Dude Products
- Industry: Consumer packaged goods
- Founded: 2012
- Founders: Sean Dudlicek; Brian Wilkin; Ryan Meegan; Jeff Klimkowski
- Headquarters: Chicago, US
- Website: Dude Products

= Dude Wipes =

Specially marketed disposable wipe product

Dude Wipes are a disposable wipe product manufactured by Dude Products, a personal care brand based in Chicago. Dude Wipes was launched in 2012 and received the 2013 Visionary Award at the Vision 2013 Consumer Products Conference.

==History==
Dude Wipes were invented by founders and childhood friends Sean Riley, Brian Wilkin, Ryan Meegan, and Jeff Klimkowski from their apartment in Chicago, Illinois in 2010. It was marketed as a flushable personal wipe specifically for men, as an alternative to traditional baby wipes.

The product became available to consumers in retail stores and online in 2012, and is now available in Kroger, Target, Meijer, Ralphs, and Bass Pro Shops nationwide.

In 2015, the founders of Dude Products appeared on ABC reality television program Shark Tank, and secured a $300,000 investment from Dallas Mavericks owner Mark Cuban for a 25% stake in the company.

In 2018, Dude Products were selected by Walmart for nationwide distribution as part of their Made in the USA program, which pledged to source $250 billion in US-made products by 2023.
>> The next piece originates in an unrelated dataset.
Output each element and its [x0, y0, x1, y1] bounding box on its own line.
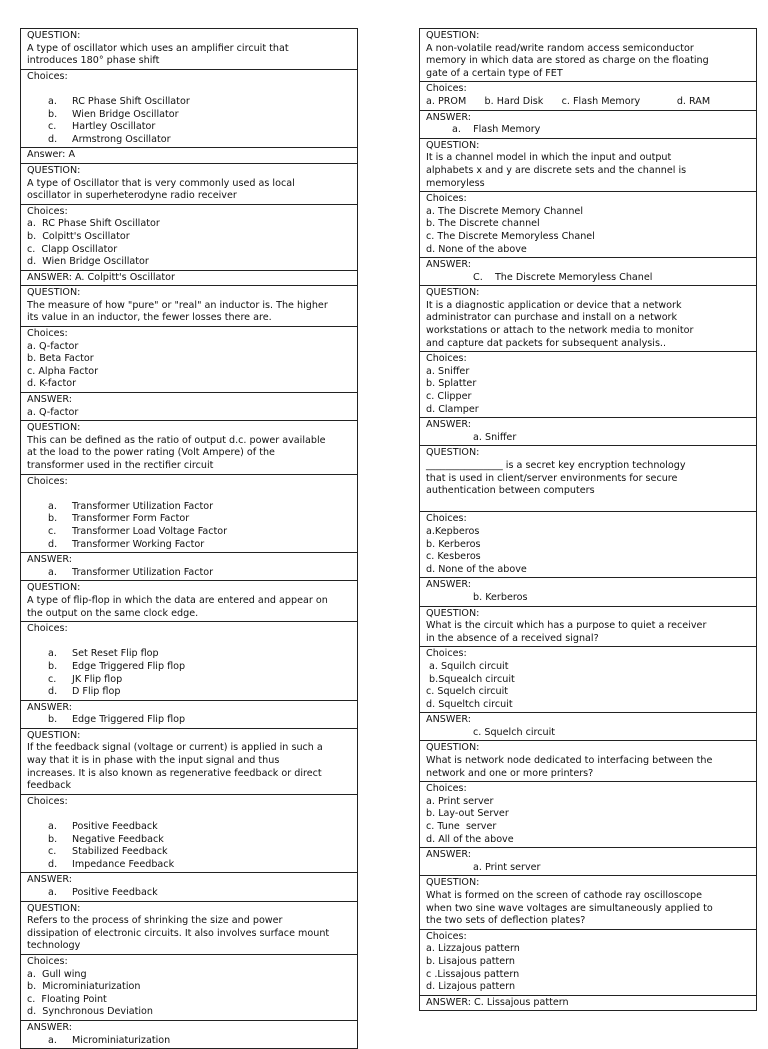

In 2023, Dude Products reached a settlement in a class action lawsuit (Darnall et al. v. Dude Products, Inc., Circuit Court of DuPage County, Illinois, 18th Judicial Circuit
Case No. 2023LA000761) while continuing to deny any wrongdoing, as well as denying the class representatives' allegations that the wipes claimed to be flushable are not flushable. Dude Wipes has agreed to a $9 million class action settlement.

==Promotion==

During UFC 174, Dude Wipes trended worldwide on Twitter after sponsoring fighter Tyron Woodley, with their logo appearing on his trunks. Dude Products also sponsored UFC fighter Justine Kish after she lost control of her bowels in the ring during a choke hold.

In 2015, Dude Wipes were featured on an episode of Rob Dyrdek's Fantasy Factory.

In 2016, signs for Dude Wipes appeared numerous times during Fox's broadcast of the 2016 World Series at Wrigley Field as part of a guerrilla marketing campaign.

After Arizona Diamondbacks pitcher Archie Bradley revealed in an interview that he had a bowel accident while pitching during a game, Dude Products sent him a shipment of Dude Wipes, which Bradley shared on social media and subsequently went viral.

In October 2018, Dude Wipes struck an endorsement deal with New York Jets running back Isaiah Crowell after Crowell celebrated a touchdown against the Cleveland Browns by pretending to wipe his behind with the football.

During WWE’s WrestleMania XL in April 2024, the Dude Wipes logo was consistently displayed, surrounding the ring and venue during matches, as millions watched the global event. They have gone on to sponsor other WWE premium live events, including SummerSlam 2024, where announcer Pat McAfee referred to wrestler Dominik Mysterio on commentary as "a Dude Wipe after you wiped."

===Motorsports===

Dude Wipes, in 2018, began sponsoring Matt DiBenedetto and the No. 32 Go Fas Racing team in the NASCAR Cup Series beginning at Pocono in July. In 2020, Anthony Alfredo became the ambassador for the brand while he drove in the NASCAR Xfinity Series with Richard Childress Racing. The company has followed Alfredo to the Cup Series and back to the Xfinity Series despite several changes in teams.

The company also sponsored the Dude Wipes 250 at Martinsville Speedway.